The government has yet to find the bombers. Security officials insist the culprits are linked to fighters in the separatist republic of Chechnya but have produced no conclusive evidence. For the most part, Russians buy the explanation: They have little love for the rebellious Chechens and believe that their new war against them is just payback to the "terrorists."

But some Russians fear that the truth is darker, and the 250 residents of Kartofelnikov's building are among them. At a minimum, they believe that the government is covering up something. At a maximum, they fear that the government might itself have played a role in the bombings.
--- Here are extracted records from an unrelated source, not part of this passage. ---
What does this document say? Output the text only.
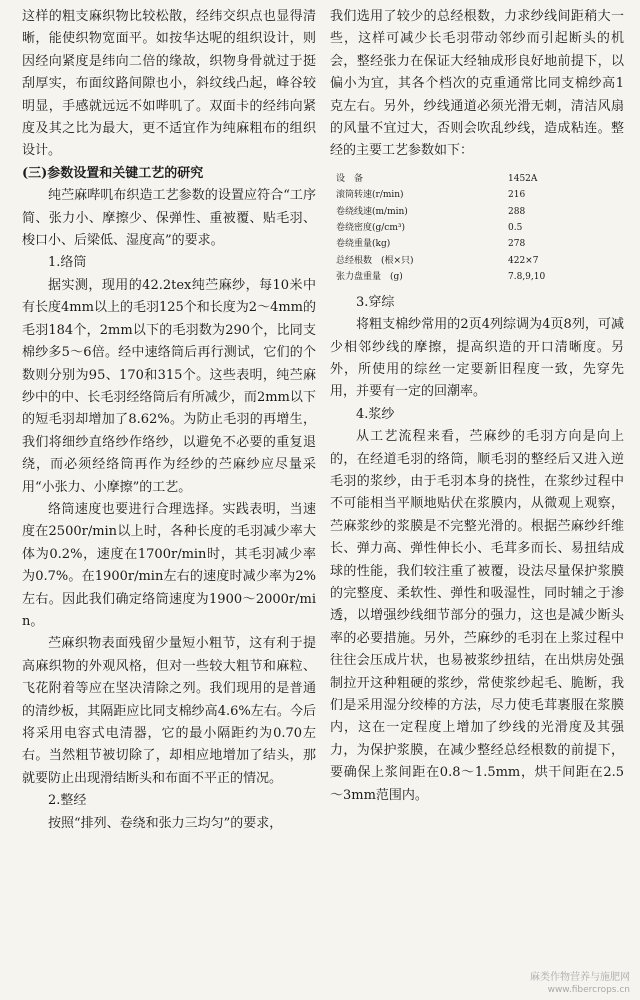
这样的粗支麻织物比较松散，经纬交织点也显得清晰，能使织物宽面平。如按华达呢的组织设计，则因经向紧度是纬向二倍的缘故，织物身骨就过于挺刮厚实，布面纹路间隙也小，斜纹线凸起，峰谷较明显，手感就远远不如哔叽了。双面卡的经纬向紧度及其之比为最大，更不适宜作为纯麻粗布的组织设计。

(三)参数设置和关键工艺的研究

纯苎麻哔叽布织造工艺参数的设置应符合“工序简、张力小、摩擦少、保弹性、重被覆、贴毛羽、梭口小、后梁低、湿度高”的要求。

1.络筒

据实测，现用的42.2tex纯苎麻纱，每10米中有长度4mm以上的毛羽125个和长度为2～4mm的毛羽184个，2mm以下的毛羽数为290个，比同支棉纱多5～6倍。经中速络筒后再行测试，它们的个数则分别为95、170和315个。这些表明，纯苎麻纱中的中、长毛羽经络筒后有所减少，而2mm以下的短毛羽却增加了8.62%。为防止毛羽的再增生，我们将细纱直络纱作络纱，以避免不必要的重复退绕，而必须经络筒再作为经纱的苎麻纱应尽量采用“小张力、小摩擦”的工艺。

络筒速度也要进行合理选择。实践表明，当速度在2500r/min以上时，各种长度的毛羽减少率大体为0.2%，速度在1700r/min时，其毛羽减少率为0.7%。在1900r/min左右的速度时减少率为2%左右。因此我们确定络筒速度为1900～2000r/min。

苎麻织物表面残留少量短小粗节，这有利于提高麻织物的外观风格，但对一些较大粗节和麻粒、飞花附着等应在坚决清除之列。我们现用的是普通的清纱板，其隔距应比同支棉纱高4.6%左右。今后将采用电容式电清器，它的最小隔距约为0.70左右。当然粗节被切除了，却相应地增加了结头，那就要防止出现滑结断头和布面不平正的情况。

2.整经

按照“排列、卷绕和张力三均匀”的要求，

我们选用了较少的总经根数，力求纱线间距稍大一些，这样可减少长毛羽带动邻纱而引起断头的机会，整经张力在保证大经轴成形良好地前提下，以偏小为宜，其各个档次的克重通常比同支棉纱高1克左右。另外，纱线通道必须光滑无刺，清洁风扇的风量不宜过大，否则会吹乱纱线，造成粘连。整经的主要工艺参数如下：

设　备	1452A
滚筒转速(r/min)	216
卷绕线速(m/min)	288
卷绕密度(g/cm³)	0.5
卷绕重量(kg)	278
总经根数　(根×只)	422×7
张力盘重量　(g)	7.8,9,10

3.穿综

将粗支棉纱常用的2页4列综调为4页8列，可减少相邻纱线的摩擦，提高织造的开口清晰度。另外，所使用的综丝一定要新旧程度一致，先穿先用，并要有一定的回潮率。

4.浆纱

从工艺流程来看，苎麻纱的毛羽方向是向上的，在经道毛羽的络筒，顺毛羽的整经后又进入逆毛羽的浆纱，由于毛羽本身的挠性，在浆纱过程中不可能相当平顺地贴伏在浆膜内，从微观上观察，苎麻浆纱的浆膜是不完整光滑的。根据苎麻纱纤维长、弹力高、弹性伸长小、毛茸多而长、易扭结成球的性能，我们较注重了被覆，设法尽量保护浆膜的完整度、柔软性、弹性和吸湿性，同时辅之于渗透，以增强纱线细节部分的强力，这也是减少断头率的必要措施。另外，苎麻纱的毛羽在上浆过程中往往会压成片状，也易被浆纱扭结，在出烘房处强制拉开这种粗硬的浆纱，常使浆纱起毛、脆断，我们是采用湿分绞棒的方法，尽力使毛茸裹服在浆膜内，这在一定程度上增加了纱线的光滑度及其强力，为保护浆膜，在减少整经总经根数的前提下，要确保上浆间距在0.8～1.5mm，烘干间距在2.5～3mm范围内。

麻类作物营养与施肥网
www.fibercrops.cn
Kartofelnikov, 47, considers himself a sensible man. He is not prone to suspicions or conspiracy theories. He tends to give people the benefit of the doubt. But at this point, he has too much doubt.

"Somebody tried to blow us up," he says. "I have no doubt about that. But as for who did it, or why--I don't know what to think."

But he does know what came next. The government, citing the attacks, went to war against Chechnya.

"The government started bombing Chechnya the next day," Kartofelnikov says quietly. "I know Chechens. I served with them in the army. They are good people. How can one suspect them of such a thing? How can one suspect it of anybody?"

Ivan Kirilin, a scrappy 67-year-old who talks through a cigarette, also has his suspicions.